Esmeralda Cabrera, a Lebanon senior, said a lot of students were talking about the class last year which piqued her interest in community service.

“Service Experience (class) is a chance to help the community while being in school,” Cabrera said. “I’ve always been interested in community service and I’ve learned a lot about people having needs, whether seen or unseen.”

She said, “people in need are all around and could be someone you know.”

Another senior, Vivian Doak, said she chose to be in the class because she wanted to give back to the community.

“I have a good life and I wanted to get with other people doing the same thing,” Doak said, “I’ve seen the reaction on peoples faces and I didn’t realize how this work impacts others. It was surprising because I did not think it would impact me as much as it did.”

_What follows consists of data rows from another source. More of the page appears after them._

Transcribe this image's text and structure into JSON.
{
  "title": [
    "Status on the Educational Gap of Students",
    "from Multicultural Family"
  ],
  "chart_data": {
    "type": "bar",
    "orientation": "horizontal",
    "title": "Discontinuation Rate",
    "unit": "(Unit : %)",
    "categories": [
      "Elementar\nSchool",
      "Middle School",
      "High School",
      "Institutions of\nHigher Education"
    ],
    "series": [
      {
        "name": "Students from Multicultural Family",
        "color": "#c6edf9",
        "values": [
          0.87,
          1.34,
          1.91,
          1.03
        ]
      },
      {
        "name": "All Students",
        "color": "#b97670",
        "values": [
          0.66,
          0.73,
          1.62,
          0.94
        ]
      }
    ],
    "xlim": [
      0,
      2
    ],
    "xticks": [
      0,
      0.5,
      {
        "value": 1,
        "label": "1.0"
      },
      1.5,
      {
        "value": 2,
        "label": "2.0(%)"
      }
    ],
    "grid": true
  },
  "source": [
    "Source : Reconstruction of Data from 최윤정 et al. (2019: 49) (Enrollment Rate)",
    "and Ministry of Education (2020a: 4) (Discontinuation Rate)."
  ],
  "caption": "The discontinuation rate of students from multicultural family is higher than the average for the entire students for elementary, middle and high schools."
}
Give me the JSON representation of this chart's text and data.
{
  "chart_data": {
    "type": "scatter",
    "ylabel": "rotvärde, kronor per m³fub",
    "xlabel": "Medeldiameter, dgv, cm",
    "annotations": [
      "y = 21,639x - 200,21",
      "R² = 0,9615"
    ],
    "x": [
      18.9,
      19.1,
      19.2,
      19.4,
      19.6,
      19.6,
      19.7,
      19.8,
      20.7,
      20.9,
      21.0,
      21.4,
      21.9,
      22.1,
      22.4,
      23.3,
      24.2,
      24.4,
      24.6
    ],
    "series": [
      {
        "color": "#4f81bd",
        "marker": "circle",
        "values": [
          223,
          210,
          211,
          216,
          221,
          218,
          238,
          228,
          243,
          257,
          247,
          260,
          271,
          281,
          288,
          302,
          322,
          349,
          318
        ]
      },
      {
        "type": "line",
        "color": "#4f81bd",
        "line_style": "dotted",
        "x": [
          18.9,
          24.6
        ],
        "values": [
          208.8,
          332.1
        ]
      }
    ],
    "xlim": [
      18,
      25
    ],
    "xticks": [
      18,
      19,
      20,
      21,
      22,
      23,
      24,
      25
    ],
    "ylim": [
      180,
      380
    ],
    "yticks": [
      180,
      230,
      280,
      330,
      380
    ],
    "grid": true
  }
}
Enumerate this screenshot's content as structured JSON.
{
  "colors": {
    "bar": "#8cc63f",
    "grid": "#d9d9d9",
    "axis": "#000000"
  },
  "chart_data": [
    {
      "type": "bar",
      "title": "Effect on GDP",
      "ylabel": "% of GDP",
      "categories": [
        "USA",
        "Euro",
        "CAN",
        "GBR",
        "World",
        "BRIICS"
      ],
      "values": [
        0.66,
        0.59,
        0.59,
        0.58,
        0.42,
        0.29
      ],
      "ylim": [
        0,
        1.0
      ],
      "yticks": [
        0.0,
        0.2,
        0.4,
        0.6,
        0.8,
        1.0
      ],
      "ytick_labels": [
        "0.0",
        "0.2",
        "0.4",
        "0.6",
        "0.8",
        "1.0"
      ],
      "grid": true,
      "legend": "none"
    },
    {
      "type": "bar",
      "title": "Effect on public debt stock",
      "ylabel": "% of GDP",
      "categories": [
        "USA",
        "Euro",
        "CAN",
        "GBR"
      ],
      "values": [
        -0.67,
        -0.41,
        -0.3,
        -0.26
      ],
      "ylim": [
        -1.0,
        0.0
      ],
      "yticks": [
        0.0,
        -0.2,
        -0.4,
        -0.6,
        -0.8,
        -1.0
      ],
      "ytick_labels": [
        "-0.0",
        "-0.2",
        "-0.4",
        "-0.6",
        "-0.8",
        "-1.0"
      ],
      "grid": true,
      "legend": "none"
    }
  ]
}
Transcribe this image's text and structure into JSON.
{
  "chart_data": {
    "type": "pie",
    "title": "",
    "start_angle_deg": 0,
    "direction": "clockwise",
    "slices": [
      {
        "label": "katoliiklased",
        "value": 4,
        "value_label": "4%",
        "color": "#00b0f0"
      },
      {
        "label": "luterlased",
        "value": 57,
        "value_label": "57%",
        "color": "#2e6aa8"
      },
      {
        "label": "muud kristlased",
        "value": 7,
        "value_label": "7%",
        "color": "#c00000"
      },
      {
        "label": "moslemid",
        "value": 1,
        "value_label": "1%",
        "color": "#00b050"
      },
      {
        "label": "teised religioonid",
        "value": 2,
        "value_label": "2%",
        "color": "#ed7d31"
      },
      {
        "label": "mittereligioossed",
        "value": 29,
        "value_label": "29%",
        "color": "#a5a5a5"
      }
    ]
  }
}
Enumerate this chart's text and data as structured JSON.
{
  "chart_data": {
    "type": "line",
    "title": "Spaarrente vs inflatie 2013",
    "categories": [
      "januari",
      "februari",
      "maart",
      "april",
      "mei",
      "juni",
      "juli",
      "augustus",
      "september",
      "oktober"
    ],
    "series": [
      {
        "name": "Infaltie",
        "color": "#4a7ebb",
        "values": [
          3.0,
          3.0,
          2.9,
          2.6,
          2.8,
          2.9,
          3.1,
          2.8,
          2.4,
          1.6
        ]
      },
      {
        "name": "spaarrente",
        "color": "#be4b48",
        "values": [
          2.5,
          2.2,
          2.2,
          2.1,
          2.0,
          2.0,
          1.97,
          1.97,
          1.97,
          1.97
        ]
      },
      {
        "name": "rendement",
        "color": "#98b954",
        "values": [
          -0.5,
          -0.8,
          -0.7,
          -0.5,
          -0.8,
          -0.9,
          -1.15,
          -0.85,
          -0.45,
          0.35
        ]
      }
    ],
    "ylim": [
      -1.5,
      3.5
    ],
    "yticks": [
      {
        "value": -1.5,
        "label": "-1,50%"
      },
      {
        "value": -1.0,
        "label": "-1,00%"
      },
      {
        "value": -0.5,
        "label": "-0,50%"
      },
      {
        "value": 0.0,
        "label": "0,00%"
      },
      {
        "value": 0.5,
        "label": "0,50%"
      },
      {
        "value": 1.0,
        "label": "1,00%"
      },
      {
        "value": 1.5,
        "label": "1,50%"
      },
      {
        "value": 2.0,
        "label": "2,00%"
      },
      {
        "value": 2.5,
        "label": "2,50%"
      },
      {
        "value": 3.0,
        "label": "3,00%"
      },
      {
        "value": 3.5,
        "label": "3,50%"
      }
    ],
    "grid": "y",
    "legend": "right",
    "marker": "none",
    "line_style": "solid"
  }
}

Jami Madewell of Covenant Presbyterian Church in Springboro said she and a group of five fellow church members redid a room that took them 120 hours over a period of months. She said the church volunteers with Family Promise by periodically cooking a meal for the homeless. Family Promise contacted the church about sponsoring a room.

Madewell said the church group pulled the carpeting out and installed flooring as well as painted the concrete walls and built-in baseboard.

“It was not a simple job,” she said. “As we worked, other problems cropped up. A fan in the ceiling had to be replaced because there was a short.”

Madewell said the group put in a bunk bed for children in addition to a bed for parents. They kept an original night stand and provided a dresser and a small linen cabinet as part of sprucing up the room.

“People were really enthusiastic about the project,” she said. “It was a great renovation project.”

Kathy Maehler of Open Table Church in Mason said they were looking for a project in addition to preparing a meal for the homeless a few times a year for the homeless.

Maehler said the renovation project “seemed like something up our alley.”

By the end of August, the group chose a room, and came up with a design for the room to make it home-like.

She said one church member had flooring left over from a lake house project he’d completed.

“We tore out the carpeting and did some painting on the last Sunday of the month,” Maehler said. “We also learned from other groups working on rooms and went on the Amazon gift registry and received $800 in items for the room.”

An open house is planned from 9 a.m. to noon on Jan. 16, Rabolt said.

In addition, Family Promise of Warren County is also conducting a capital campaign to raise $1.7 million. Rabolt said the campaign is halfway in reaching its goal.